If you need a car for your business, there are two significant ways to obtain a new vehicle. You can e outright purchase a car for your company, or you can choose to lease one.
Both of these options come with their advantages and disadvantages, so it is essential to know more about them before making the final decision.
How does a car lease work?
When you lease a car for your company’s needs, you rent it from the car dealership. This means that you will be paying a set fee each month until the lease is up. Then and only then will that car finally be your property if you choose to keep it.
A typical lease lasts either 36 or 48 months. Once that time is up, you can either return the vehicle or buy it for the specified amount already in your lease contract.
Things to consider before signing a lease
Leasing a car for your business needs can be a financially wise thing to do.
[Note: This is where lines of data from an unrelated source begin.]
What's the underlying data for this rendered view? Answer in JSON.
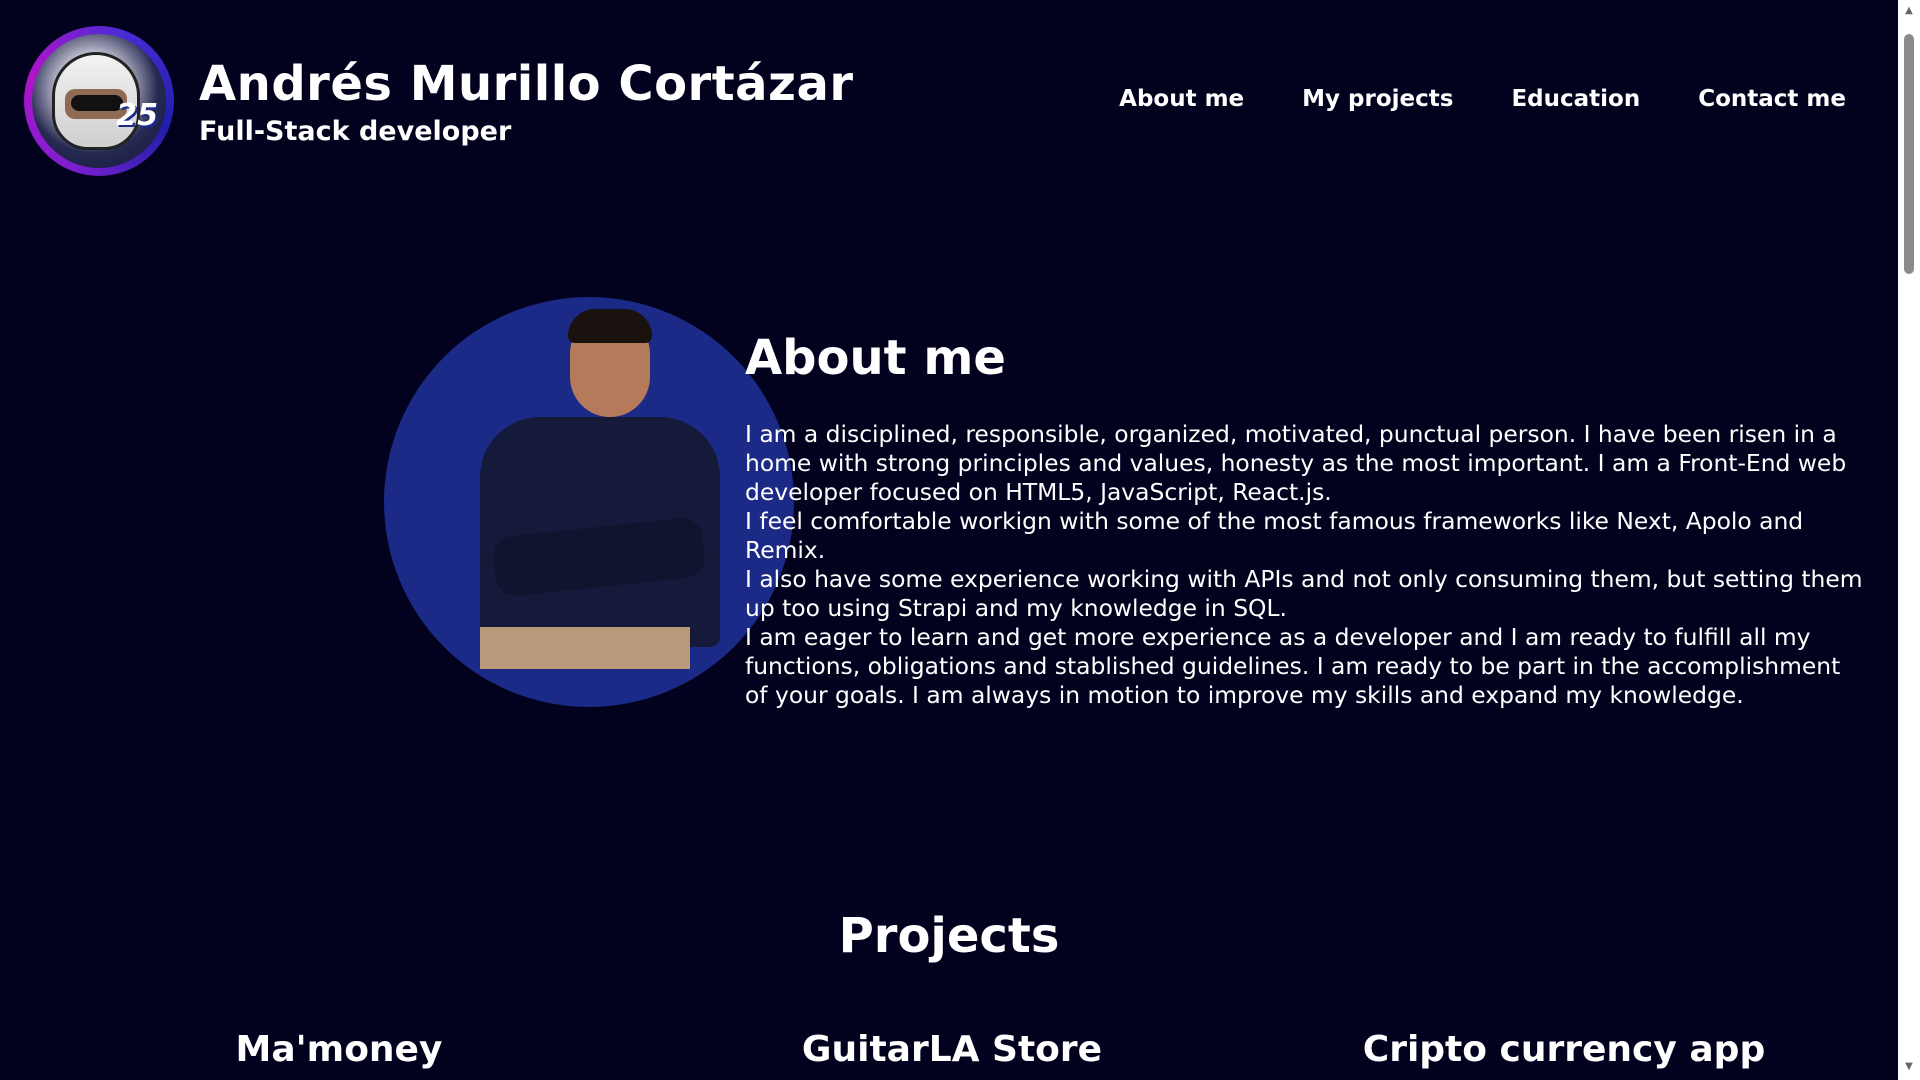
{
  "header": {
    "avatar_badge": "25",
    "name": "Andrés Murillo Cortázar",
    "role": "Full-Stack developer",
    "nav": [
      {
        "label": "About me"
      },
      {
        "label": "My projects"
      },
      {
        "label": "Education"
      },
      {
        "label": "Contact me"
      }
    ]
  },
  "about": {
    "title": "About me",
    "paragraphs": [
      "I am a disciplined, responsible, organized, motivated, punctual person. I have been risen in a home with strong principles and values, honesty as the most important. I am a Front-End web developer focused on HTML5, JavaScript, React.js.",
      "I feel comfortable workign with some of the most famous frameworks like Next, Apolo and Remix.",
      "I also have some experience working with APIs and not only consuming them, but setting them up too using Strapi and my knowledge in SQL.",
      "I am eager to learn and get more experience as a developer and I am ready to fulfill all my functions, obligations and stablished guidelines. I am ready to be part in the accomplishment of your goals. I am always in motion to improve my skills and expand my knowledge."
    ]
  },
  "projects": {
    "title": "Projects",
    "items": [
      {
        "name": "Ma'money"
      },
      {
        "name": "GuitarLA Store"
      },
      {
        "name": "Cripto currency app"
      }
    ]
  },
  "colors": {
    "background": "#02021f",
    "portrait_circle": "#1c2a87",
    "text": "#ffffff"
  }
}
Doing so can be especially prudent for a small or medium-sized company that is just starting. However, if a low initial cost is something vital for you and keeping a steady cash flow, consider loaning a vehicle for your business.
When you lease a vehicle, you do not need to place collateral. However, many places have meagre initial payments for loaning a car – some even require no money upfront, so that is an option to consider if you need a vehicle that will help you get your business running as soon as possible.
Monthly payments for a car loan usually tend to be significantly lower than those for buying the exact same vehicle, so keep that in mind.
On the other hand, you should know that all those affordable payments won’t give you an instant asset for your business – as stated above, you do not own the car you are leasing.
One more potential downside to taking a lease is that lease contracts come with a mileage limit that varies between ten and fifteen thousand miles per year. That might be enough for you if you do not make too many long-distance trips. But f you do, and you exceed the set mileage limit, expect to pay a fine for every mile that goes over the predetermined limit.
On the other side of the spectrum, you should consider that a lease can last a relatively short amount of time. If you always choose to take a new vehicle when your current lease is over, you will end up with a brand new vehicle every couple of years. Thus, you will save yourself from all the problems of taking care of an ageing car. Also, new cars offer significant improvements in safety, technological features, and fuel economy. This can be another way for you to save money.
Advantages of buying a car for your company
Some dealerships do more than just setting a mileage limit on the leased car.
They can even stipulate how and where you can drive the leased vehicle – it is rare, but those limitations in the contract do happen.
When you buy a vehicle, there is no one that you have to justify your driving patterns and behaviour to as you are the sole owner of that car.
Also, when you lease a vehicle, you are stuck with what you got. Leases do not approve of any sort of modifications or customizations to the leased car. Once more, when you own the vehicle, you can modify its look in any way that you choose.
When you are signing a lease, beware of the fine print. Almost all car dealerships reserve the right to additionally charge you for what they consider “excessive wear and tear.” The trick is that what they believe to be excessive and careless driving can significantly vary from one dealer to another. In addition, many places also have fees for improper maintenance.
Once again, if you are the car owner, you can drive it as recklessly as you want and postpone any repairs for as long as you find fit. This might not be the wisest thing to do, but – you should know your options.
Another significant advantage of buying a car over leasing is that the vehicle’s cost is a depreciable business expense. Plus, some hybrid or electric vehicles might be eligible for additional tax breaks since they are more environmentally friendly.
On the other hand, taking care of your car is far more expensive than looking after a leased one. Most car dealerships offer some sort of insurance and repair package for the cars that they rent. Meanwhile, you will be the one that has to handle all of that work if you choose to buy a car. Sure some vehicles come with free repairs during the first three years. But once that period is over, you will be left with a three years old car and prone to breaking down, and you will be the sole person in charge of paying to fix it.
Finally, the thing that might initially seem like a significant advantage can become a considerable burden once your car becomes too old and unreliable or if you simply want to sell it and get a new car. Since that business car is your asset, you are the one who will be in charge of selling it or trading it in, or disposing of it in some other way. Sometimes it is simply not worth all the hassle.
Leasing a car means lower monthly fees and lower (or non-existent) drive-off-the-lot fees. In addition, during the lease, you will have some sort of insurance and warranty that will cover most of your everyday expenses.
Simultaneously you will not be able to go beyond the mileage limit without paying extra. The same goes for any excess wear and tear to the vehicle. In addition, there might be some other additional fees hiding in the fine print, such as penalties for ending the lease prematurely.
If you buy a car, you will have to make higher monthly payments and cover all the expenses related to its maintenance. On the other hand, you will have no mileage limit or wear and tear charges, but you will be the one who has to sell or trade the car when you no longer want to drive it.
Keep all this info in mind and decide for yourself which option works best for you.